At noon the mama’s husband walks in the door to find the floor absolutely covered with little things–papers, crayons, trains–the windows open, the dirt blowing in, the dog in the flower box, and paper scraps everywhere. Only the mother remains, doggedly hole punching. He can hear the older kids playing in the backyard with a ball.
After the project is completed, there is clean up to be done. Another hour is spent with the mama as drill sergeant or team leader, depending on the child–she’s tired and hungry and so are all the kids. But they know the clean-up routine. They do it every day. For every day this chaos erupts and every day they shove it back into place.
When they have reclaimed the dining room they sit down to lunch and the mama asks wearily, “well, what did you think?”

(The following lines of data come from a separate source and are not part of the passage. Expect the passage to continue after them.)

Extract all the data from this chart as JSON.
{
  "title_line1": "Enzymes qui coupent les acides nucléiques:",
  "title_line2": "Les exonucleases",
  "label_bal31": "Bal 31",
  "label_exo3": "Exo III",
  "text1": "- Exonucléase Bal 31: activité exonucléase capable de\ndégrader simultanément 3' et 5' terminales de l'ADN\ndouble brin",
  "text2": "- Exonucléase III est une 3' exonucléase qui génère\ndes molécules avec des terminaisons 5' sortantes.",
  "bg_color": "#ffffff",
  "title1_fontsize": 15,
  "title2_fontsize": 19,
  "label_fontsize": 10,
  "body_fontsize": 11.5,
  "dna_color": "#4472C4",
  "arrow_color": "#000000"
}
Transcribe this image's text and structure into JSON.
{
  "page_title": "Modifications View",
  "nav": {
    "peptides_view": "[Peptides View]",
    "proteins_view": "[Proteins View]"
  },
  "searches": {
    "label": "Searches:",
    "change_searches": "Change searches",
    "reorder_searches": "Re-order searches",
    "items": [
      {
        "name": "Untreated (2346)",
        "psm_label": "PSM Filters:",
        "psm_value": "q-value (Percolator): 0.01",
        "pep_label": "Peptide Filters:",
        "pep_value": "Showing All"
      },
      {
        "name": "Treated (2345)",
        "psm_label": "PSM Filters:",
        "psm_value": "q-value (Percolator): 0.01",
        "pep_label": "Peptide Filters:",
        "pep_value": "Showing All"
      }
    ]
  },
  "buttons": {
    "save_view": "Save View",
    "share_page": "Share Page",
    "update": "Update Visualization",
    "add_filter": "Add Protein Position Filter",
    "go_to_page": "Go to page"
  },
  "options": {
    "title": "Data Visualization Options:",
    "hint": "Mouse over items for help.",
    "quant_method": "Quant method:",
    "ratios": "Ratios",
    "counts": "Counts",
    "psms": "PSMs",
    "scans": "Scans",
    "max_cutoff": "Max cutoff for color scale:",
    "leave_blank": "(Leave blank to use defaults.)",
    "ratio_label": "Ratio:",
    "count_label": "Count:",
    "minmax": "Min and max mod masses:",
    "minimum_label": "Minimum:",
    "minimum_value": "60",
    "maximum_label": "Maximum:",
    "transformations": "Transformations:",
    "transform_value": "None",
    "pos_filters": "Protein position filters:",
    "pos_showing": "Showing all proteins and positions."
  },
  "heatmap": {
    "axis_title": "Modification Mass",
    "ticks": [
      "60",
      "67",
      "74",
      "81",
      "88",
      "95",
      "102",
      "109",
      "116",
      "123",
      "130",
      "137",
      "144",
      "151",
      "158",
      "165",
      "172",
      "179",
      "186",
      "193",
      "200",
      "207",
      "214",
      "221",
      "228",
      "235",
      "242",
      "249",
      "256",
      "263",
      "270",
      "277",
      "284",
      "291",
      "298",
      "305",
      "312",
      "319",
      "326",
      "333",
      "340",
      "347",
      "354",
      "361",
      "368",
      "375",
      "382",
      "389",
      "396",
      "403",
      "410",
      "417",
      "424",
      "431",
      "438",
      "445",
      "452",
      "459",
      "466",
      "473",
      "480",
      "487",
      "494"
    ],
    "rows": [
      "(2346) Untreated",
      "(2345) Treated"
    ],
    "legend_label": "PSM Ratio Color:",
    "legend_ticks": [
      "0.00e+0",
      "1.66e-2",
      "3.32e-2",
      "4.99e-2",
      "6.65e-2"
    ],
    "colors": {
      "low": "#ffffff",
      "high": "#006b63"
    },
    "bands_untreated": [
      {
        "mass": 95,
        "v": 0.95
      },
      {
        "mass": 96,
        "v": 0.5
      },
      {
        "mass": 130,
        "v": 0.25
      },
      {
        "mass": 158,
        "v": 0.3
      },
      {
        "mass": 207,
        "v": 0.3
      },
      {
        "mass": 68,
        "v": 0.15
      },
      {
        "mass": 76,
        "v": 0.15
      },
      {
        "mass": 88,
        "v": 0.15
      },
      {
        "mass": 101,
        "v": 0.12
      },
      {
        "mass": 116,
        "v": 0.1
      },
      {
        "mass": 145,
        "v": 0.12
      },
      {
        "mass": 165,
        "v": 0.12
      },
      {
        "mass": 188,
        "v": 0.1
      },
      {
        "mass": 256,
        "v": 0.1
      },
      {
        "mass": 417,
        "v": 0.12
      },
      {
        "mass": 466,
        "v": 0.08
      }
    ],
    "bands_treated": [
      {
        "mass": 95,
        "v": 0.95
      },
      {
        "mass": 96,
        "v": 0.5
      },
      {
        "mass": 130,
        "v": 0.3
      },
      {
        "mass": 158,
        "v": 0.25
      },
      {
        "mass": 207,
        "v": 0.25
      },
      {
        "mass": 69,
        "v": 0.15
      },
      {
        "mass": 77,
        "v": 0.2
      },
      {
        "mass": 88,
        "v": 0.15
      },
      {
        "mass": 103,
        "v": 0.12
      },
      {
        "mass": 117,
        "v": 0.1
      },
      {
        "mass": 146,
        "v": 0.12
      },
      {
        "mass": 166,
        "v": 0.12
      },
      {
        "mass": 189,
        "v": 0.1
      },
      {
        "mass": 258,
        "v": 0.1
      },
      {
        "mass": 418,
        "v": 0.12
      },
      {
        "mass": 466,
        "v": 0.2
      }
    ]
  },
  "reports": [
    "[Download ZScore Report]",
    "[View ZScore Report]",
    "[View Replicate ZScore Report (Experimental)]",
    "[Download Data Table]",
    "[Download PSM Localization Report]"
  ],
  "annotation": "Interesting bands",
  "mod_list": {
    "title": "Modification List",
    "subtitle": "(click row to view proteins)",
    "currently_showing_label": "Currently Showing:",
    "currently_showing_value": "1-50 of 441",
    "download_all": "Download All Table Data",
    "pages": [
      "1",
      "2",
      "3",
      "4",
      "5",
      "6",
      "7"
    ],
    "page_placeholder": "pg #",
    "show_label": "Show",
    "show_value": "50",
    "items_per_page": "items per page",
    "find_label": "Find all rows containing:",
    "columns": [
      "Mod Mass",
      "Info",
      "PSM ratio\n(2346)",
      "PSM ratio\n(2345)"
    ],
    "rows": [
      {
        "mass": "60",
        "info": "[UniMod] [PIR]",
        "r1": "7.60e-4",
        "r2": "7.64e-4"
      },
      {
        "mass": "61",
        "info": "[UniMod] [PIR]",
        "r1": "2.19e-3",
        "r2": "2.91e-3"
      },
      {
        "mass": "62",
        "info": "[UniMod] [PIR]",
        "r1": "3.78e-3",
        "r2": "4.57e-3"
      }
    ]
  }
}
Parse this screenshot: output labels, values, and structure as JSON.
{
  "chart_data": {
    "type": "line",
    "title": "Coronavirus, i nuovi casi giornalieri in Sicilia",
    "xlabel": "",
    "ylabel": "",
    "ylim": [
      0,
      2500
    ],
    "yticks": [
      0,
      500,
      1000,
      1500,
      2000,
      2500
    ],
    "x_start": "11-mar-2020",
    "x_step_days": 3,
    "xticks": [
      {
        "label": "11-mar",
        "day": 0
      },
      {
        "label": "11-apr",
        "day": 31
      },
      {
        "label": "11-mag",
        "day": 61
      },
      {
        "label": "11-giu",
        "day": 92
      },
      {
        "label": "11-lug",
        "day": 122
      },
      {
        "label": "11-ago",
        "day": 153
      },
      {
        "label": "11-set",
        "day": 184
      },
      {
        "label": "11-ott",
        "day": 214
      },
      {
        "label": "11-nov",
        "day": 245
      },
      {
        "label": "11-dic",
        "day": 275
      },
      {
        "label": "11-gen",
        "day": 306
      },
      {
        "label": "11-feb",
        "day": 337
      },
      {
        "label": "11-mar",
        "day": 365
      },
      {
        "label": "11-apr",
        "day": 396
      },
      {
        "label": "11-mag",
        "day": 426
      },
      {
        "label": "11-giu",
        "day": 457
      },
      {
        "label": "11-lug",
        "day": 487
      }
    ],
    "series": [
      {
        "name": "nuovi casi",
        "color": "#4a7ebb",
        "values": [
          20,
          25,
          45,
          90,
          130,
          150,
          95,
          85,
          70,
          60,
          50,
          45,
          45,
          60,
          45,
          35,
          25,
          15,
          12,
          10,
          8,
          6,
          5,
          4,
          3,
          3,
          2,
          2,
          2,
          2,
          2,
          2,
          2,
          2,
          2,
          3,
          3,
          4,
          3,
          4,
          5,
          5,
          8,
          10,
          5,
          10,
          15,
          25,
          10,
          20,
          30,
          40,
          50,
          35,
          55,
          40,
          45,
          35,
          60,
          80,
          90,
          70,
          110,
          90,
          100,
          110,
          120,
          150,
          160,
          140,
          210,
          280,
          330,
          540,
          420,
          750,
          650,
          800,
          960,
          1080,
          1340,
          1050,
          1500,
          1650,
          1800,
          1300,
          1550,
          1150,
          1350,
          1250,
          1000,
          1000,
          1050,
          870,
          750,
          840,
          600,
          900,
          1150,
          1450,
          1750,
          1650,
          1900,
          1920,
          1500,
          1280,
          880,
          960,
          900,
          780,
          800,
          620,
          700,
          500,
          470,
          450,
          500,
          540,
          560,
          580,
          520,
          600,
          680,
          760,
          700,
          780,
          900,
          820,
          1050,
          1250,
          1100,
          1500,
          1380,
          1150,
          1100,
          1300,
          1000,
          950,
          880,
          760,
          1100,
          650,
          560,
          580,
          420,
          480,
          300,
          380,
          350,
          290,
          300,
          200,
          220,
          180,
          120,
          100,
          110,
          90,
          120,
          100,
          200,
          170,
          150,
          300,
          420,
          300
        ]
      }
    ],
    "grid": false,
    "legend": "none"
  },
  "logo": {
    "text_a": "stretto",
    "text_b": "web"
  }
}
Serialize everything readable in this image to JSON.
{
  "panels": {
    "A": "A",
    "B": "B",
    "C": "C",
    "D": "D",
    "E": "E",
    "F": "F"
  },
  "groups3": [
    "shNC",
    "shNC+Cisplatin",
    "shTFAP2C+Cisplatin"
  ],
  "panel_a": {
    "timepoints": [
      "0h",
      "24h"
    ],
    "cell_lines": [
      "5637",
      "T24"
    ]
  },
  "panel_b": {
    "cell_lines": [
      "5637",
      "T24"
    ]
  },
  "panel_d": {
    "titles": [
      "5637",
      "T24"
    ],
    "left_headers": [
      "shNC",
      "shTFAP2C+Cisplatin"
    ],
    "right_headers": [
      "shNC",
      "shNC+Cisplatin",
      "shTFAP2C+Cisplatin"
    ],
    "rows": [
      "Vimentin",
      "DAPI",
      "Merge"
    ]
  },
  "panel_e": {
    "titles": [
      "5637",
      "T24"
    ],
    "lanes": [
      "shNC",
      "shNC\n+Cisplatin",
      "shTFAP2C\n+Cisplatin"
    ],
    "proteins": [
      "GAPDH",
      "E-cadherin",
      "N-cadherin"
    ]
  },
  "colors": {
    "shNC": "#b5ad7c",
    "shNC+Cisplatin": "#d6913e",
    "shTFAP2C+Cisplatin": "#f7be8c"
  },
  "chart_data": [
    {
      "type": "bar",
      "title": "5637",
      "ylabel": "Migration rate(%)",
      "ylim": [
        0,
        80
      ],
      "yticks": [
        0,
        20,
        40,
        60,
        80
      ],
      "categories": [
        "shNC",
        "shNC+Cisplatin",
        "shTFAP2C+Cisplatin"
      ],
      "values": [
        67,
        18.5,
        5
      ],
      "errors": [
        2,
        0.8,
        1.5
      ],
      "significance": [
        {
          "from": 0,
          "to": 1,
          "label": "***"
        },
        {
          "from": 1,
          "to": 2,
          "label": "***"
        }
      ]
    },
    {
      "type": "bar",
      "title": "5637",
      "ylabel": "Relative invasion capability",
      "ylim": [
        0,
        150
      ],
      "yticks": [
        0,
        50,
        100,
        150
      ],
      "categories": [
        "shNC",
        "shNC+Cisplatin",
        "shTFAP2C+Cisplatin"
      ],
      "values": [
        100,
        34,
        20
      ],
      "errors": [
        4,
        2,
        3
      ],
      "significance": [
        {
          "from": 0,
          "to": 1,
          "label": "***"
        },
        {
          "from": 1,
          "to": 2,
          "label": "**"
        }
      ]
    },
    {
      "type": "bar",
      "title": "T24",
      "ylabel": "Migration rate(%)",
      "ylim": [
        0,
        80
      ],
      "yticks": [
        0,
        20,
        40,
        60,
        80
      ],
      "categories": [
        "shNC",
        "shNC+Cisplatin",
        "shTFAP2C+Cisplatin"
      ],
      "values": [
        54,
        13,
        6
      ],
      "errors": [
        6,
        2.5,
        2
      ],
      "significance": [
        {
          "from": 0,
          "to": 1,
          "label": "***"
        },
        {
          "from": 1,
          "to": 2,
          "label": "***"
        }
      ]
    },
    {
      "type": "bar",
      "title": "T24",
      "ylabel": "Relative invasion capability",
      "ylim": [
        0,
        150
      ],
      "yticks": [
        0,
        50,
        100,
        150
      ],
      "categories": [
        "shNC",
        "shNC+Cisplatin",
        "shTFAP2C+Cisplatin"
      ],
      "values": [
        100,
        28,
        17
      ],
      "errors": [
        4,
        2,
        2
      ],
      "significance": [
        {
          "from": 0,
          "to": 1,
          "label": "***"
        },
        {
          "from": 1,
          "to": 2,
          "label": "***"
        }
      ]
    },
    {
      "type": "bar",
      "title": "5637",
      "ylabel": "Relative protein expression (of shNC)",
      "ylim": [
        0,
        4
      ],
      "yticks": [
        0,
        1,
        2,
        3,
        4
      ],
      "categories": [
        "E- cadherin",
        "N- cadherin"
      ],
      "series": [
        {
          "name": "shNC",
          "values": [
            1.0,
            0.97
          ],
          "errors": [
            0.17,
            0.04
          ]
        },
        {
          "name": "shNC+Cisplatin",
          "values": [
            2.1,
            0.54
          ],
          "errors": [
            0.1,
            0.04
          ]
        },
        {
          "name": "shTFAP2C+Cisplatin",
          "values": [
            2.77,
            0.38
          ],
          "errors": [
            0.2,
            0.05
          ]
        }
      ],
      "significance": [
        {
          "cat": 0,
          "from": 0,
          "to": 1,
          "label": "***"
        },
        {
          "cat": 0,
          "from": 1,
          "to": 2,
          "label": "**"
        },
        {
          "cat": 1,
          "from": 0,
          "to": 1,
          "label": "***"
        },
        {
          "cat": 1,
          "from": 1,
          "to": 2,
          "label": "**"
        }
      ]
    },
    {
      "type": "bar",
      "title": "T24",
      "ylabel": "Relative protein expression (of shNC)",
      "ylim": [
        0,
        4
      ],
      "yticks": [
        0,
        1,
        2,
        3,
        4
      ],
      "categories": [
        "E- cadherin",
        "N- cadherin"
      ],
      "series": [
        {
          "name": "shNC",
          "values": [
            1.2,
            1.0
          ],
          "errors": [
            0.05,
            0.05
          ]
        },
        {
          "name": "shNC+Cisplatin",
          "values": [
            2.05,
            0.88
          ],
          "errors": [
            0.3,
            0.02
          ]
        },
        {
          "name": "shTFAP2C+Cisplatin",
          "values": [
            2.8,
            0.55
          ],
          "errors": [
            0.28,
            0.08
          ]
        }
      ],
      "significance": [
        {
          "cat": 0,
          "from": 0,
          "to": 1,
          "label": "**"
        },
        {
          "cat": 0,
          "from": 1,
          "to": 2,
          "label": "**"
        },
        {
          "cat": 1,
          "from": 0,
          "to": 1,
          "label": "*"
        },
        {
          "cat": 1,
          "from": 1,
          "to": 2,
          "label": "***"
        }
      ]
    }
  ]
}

“That was fun!” the four year old shouts. “Let’s make it again!”
“Yeah,” the 10 year old chimes, “but let’s do it while the toddler sleeps.”
“Tomorrow,” the mama says, “we’re making a wreath.”
Because this life with kids? It’s exhausting and utterly messy. Whether the parents make the mess or the children, it matters not. Messes happen, chaos occurs, clutter erupts. We work for the beauty we create; for the craft project as well as the bedtime giggles, for the hand painted art as well as the trusting heart. We don’t have to make garlands or string lights or frost cookies, but we do have to love.
When I see the pictures posted above, I see the labor involved. I see the whole curve of the rainbow, the peak of frustration right down to the pot of gold. The work we put into life makes us proud of our outcome, makes us content with our lot, gives us something beautiful to hold. Wreaths and garlands or board games and snuggles, a listening ear or simply a kindly spoken word: as parents and as people we live, we love, we clean up, and we do it all over again tomorrow.